We could use our roller coaster regression model Speed = 26.2547 + 0.2326 \(\times\) Drop to predict the speed of a roller coaster with a drop of 800 feet (or 8000 feet for that matter). For a drop of 800 feet, we would get a predicted speed of about 212 miles per hour. But 800 feet is nearly twice as large a drop as that for Kingda Ka, which has the largest drop (418 feet) in our data set. There is no reason to believe that our linear model is reliable for that large a drop, or that it has produced a reasonable estimate. This is the same issue we faced when we tried to interpret the y-intercept for this linear model. A vertical drop of 0 is outside the range of the given data, so the y-intercept value does not have a sensible practical meaning.

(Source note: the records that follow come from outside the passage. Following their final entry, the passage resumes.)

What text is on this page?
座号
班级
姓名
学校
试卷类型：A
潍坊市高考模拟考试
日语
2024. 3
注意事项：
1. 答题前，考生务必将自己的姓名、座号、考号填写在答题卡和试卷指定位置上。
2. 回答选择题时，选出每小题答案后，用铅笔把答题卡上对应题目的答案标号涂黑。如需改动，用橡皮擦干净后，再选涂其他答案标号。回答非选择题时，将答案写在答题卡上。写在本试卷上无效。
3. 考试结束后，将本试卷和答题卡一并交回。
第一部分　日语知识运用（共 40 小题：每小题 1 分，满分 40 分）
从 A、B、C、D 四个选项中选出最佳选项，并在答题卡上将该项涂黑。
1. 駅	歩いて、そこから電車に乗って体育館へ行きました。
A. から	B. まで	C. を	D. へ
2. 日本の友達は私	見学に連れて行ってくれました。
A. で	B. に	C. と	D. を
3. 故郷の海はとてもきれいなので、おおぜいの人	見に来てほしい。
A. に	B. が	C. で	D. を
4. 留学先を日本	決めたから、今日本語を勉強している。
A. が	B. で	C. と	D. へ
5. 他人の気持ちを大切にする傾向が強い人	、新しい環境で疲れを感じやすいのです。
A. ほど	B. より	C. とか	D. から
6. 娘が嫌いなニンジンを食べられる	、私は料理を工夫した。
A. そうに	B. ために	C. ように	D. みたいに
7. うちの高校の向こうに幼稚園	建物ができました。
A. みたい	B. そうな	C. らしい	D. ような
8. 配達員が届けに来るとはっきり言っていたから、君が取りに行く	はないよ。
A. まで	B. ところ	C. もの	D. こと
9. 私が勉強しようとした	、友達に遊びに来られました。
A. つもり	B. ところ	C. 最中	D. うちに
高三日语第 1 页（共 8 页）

It is common, even if somewhat dangerous, to extrapolate using the linear regression equation. However, as you use x-values farther away from your data values, your estimates become less reliable. Use caution when extrapolating—don’t go very far beyond the given x-values, and exercise a bit of skepticism when reading the results of others’ extrapolation.
In addition, remember that the predictions in the model go only one way—we use values of x to predict values of y, not vice versa. While correlation remains the same when you switch the roles of the explanatory and response variables, the regression model changes when you make the same switch. It is important to decide before you start which variable you want to predict, and make that variable the response variable.
Finally, even if everything goes smoothly—you have a reasonably strong linear relationship, your scatterplot indicates that linear regression is appropriate, and you are not extrapolating (or at least not too far out)—you still must be careful about the conclusions that you draw. In the best of circumstances, correlation and regression suggest that a relationship between two variables exists. They do not imply that the relationship involves cause and effect.
Linear regression is a widely used and effective statistical technique. Linear models are easy to understand, and making predictions is straightforward. It is important to remember, however, that linear regression is not appropriate in all situations. You must be careful about when you use linear regression, and how you interpret the results.